Letters give the gift of time

Photo: Nelson Ashberger
I wrote last time about the deliberate intimacy of the written word and how we share it in letters and correspondence.
A wonderful resource, Posterity: Letters of Great Americans to Their Children, from author Dorie McCullough Lawson shares three centuries of correspondence collected from the likes of Harriet Beecher Stowe, Ansel Adams, Jack London, Albert Einstein, Mary Todd Lincoln, Laura Ingalls Wilder and Thomas Edison. In addition to the good counsel they often share, these letters offer an intimate glimpse into families and relationships and represent the truest kind of history — the kind that’s people-based and gives us the most from which to learn.
In a wartime letter written as though penned by the family dog, Groucho Marx not only gave his soldier son plenty to laugh about during a tough time, but was able to express some of his deepest sentiments for his son, too.
Women’s-suffrage activist Elizabeth Cady Stanton wrote that she was “making the path smoother” for her own daughters and everyone else’s.
Illustrator N.C. Wyeth cautioned Andrew Wyeth: “There’s a real task on our hands, Andy.

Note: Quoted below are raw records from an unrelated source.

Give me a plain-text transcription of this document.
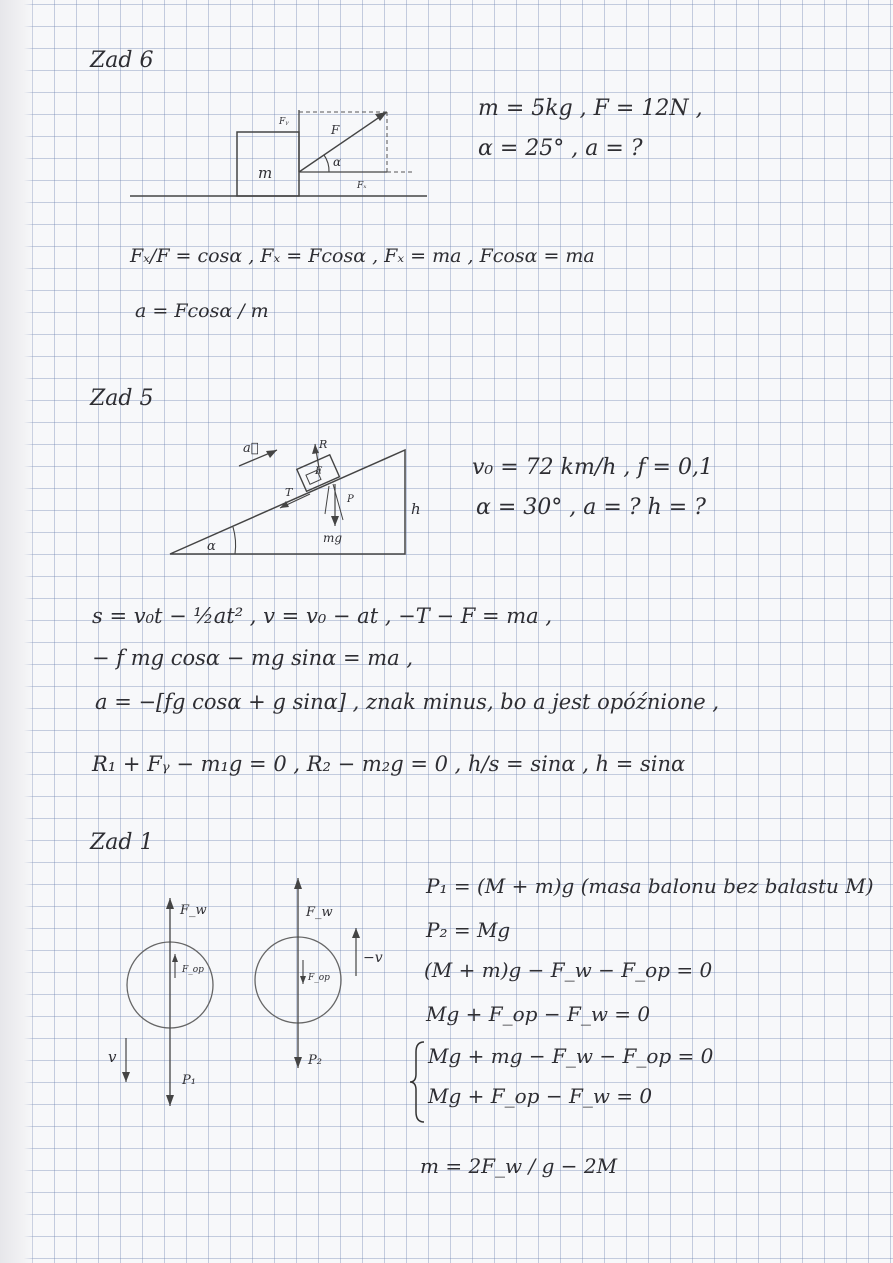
Zad 6
m
F
Fᵧ
Fₓ
α
m = 5kg , F = 12N ,
α = 25° , a = ?
Fₓ/F = cosα , Fₓ = Fcosα , Fₓ = ma , Fcosα = ma
a = Fcosα / m
Zad 5
R
F
T
P
mg
a⃗
h
α
v₀ = 72 km/h , f = 0,1
α = 30° , a = ? h = ?
s = v₀t − ½at² , v = v₀ − at , −T − F = ma ,
− f mg cosα − mg sinα = ma ,
a = −[fg cosα + g sinα] , znak minus, bo a jest opóźnione ,
R₁ + Fᵧ − m₁g = 0 , R₂ − m₂g = 0 , h/s = sinα , h = sinα
Zad 1
F_w
F_op
v
P₁
F_w
F_op
P₂
−v
P₁ = (M + m)g (masa balonu bez balastu M)
P₂ = Mg
(M + m)g − F_w − F_op = 0
Mg + F_op − F_w = 0
Mg + mg − F_w − F_op = 0
Mg + F_op − F_w = 0
m = 2F_w / g − 2M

Modern art critics and their supine followers like the flat and the shallow.” Imagine how those words kept his artist son company in later years.
As historian David McCullough, father of the book’s author, observes so aptly in the book’s foreword, “Often the authors want only to save their children from making the mistakes they have.” Of course, while they can’t accomplish that, such “missives of love,” as he calls them, can at least keep the next generation company and give them heart and encouragement on the path.
Within the letters our daughter sent us from China, we were able to see the heights and depths of the strong young woman she was becoming. These could be harder to see in crowded family gatherings or busy day-to-day details, when so much of what we “share” and “communicate” with each other involves so little of our truest feelings or best intentions. I remember how moved I was the day she told me that reading our letters, unlike talking with us, was like knowing more of who we really were — even more deeply.
Letters give both the writer and the recipient the opportunity to invest one of the most precious and rarest of resources in a relationship these days — time. You can’t write or read a letter and give your attention to anything else at the same time. It is truly a visit, and one that reminds us that what’s most real about our selves and our relationships absolutely transcends time and place.